An acquisition is one type of event which substantially increases the number and value of intangible assets that a company holds. For example, say company A acquires company B. Company A is then the new owner of all of company B’s tangible and intangible assets. The intellectual property of company B (including copyrights, business methods, trademarks and patents), customer lists, brand awareness, goodwill and all other intangible assets of company B are all added to the intangible assets already owned by company A.

Substantial intangible asset shifts also occur when previously intangible assets become tangible assets, as in the case of a pharmaceutical company that develops a new medicine. When the potential new medicine is in the research and development stage, as yet unproven, it is an intangible asset. But if the medicine is successfully proven, patented and marketed, it shifts to becoming a tangible asset. This adds to the company’s overall revenue, but decreases its intangible assets. However, if the medicine becomes a huge success, recognized on a national and international basis, then the brand name of the medicine may become a new intangible asset for the company.

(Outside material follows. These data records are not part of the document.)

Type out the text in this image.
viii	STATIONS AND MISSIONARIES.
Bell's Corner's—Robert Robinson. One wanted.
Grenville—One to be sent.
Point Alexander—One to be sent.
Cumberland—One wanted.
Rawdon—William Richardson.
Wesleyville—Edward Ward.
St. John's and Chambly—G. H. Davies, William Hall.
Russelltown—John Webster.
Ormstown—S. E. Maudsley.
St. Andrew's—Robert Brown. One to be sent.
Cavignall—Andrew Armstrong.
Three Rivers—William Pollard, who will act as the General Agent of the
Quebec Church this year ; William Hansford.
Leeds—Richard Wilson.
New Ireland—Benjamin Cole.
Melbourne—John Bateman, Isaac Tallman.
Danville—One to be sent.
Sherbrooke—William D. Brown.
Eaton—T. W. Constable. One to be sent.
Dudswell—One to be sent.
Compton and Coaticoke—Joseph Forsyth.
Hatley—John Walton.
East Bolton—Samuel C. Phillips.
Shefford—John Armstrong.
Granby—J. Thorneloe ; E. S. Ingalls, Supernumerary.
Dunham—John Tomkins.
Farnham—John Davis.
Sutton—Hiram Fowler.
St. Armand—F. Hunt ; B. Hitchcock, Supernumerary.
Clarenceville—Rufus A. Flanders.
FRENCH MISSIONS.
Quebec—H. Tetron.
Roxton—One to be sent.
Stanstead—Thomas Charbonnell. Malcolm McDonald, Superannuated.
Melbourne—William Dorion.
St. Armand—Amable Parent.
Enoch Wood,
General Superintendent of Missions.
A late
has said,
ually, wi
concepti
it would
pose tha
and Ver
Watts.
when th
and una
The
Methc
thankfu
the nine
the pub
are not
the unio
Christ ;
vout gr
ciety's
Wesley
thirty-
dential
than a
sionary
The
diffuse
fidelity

Time itself is an event that decreases a company's proportion of intangible assets. For example, a licensing right with a defined time period decreases in value year to year because the company that purchased the rights has increasingly less time to profit from this intangible asset. Because this type of intangible asset has a specific value (the price the company paid for it) and a definable lifespan, the value of this asset is amortized over the period of time for which it was purchased and recognized through the amortization process as decreasing from year to year.